3. Quanto contestualizzata è la testimonianza evangelica? Un’ultima domanda può costituire un argomento di riflessione. La zona in cui sono collocati i locali della chiesa evangelica è caratterizzata non solo dalla vicinanza dei Fori imperiali (arte antica), ma anche da musei (Mercato Traiano, Musei Capitolini) e da sedi di gallerie d’arte contemporanea, oltreché da edifici religiosi impregnati di arte. Inserendosi in questo contesto caratterizzato da un elevato tasso di attenzione all’arte, la chiesa ha potuto sviluppare relazioni di contiguità con quel mondo. Se da un lato, la chiesa deve distinguersi dall’ambiente circostante in quanto comunità confessante l’evangelo di Gesù Cristo, dall’altro essa non deve diventare un ghetto incapace di collegarsi al mondo intorno. L’equilibrio non è facile da trovare, eppure è necessario porsi sempre la domanda su quanto diversi e simili siamo all’ambiente circostante.
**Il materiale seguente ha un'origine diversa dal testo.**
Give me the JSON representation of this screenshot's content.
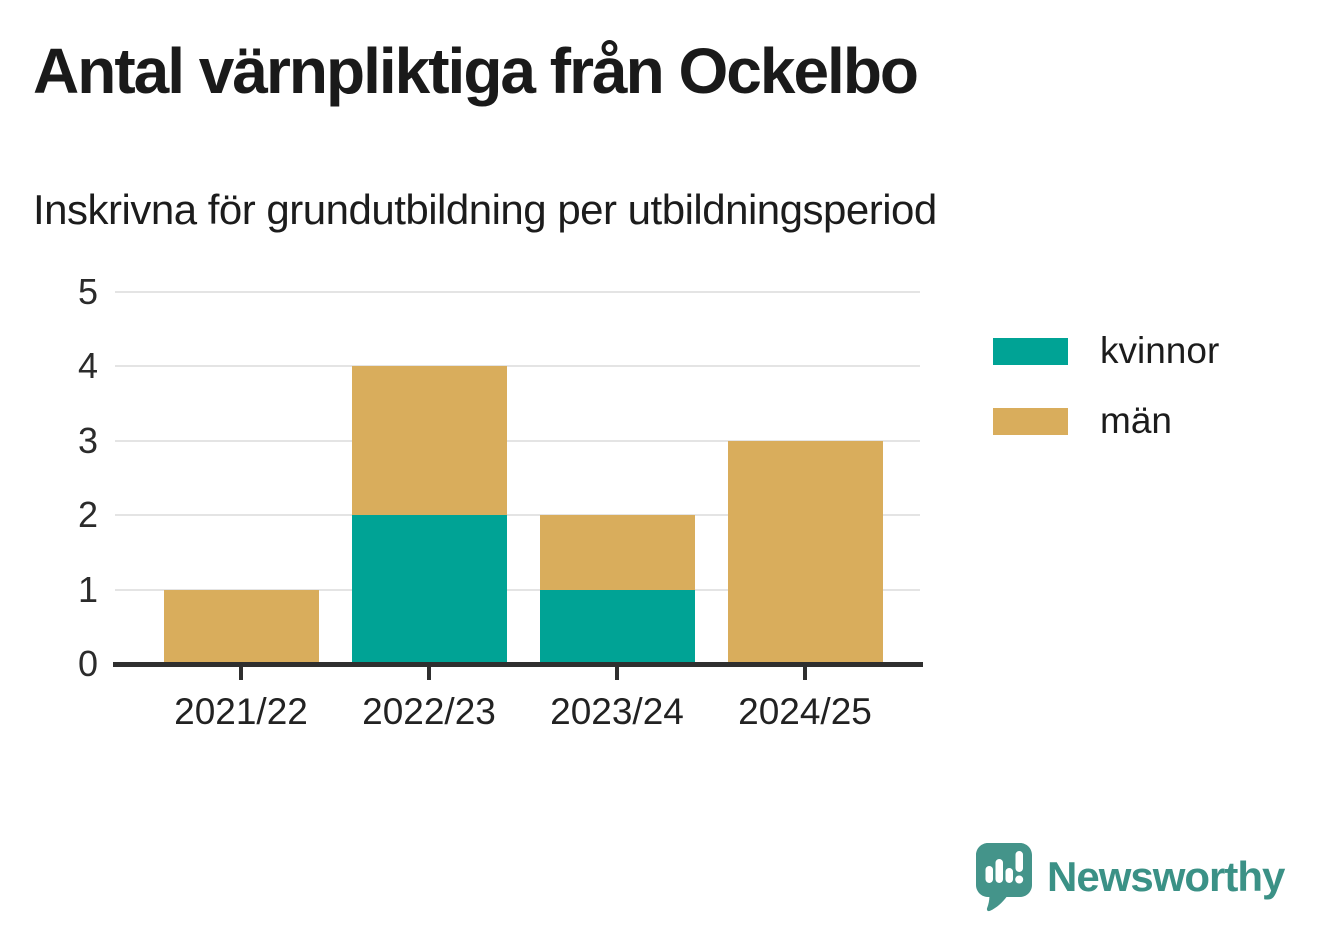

Essere solo diversi può spingere a forme di autismo spirituale che è incapace di comunicare e dialogare. Essere troppo simili può indicare un conformismo alla narrazione dominante che rischia di essere privo di mordente evangelico. 

Quando l’esposizione finirà, non cesserà l’attenzione della chiesa all’arte. I suoi spazi vogliono essere versatili, la cultura promossa vuole essere fedele e ariosa, la prossimità vissuta vuole essere collegata al contesto per esprimere le istanze dell’evangelo.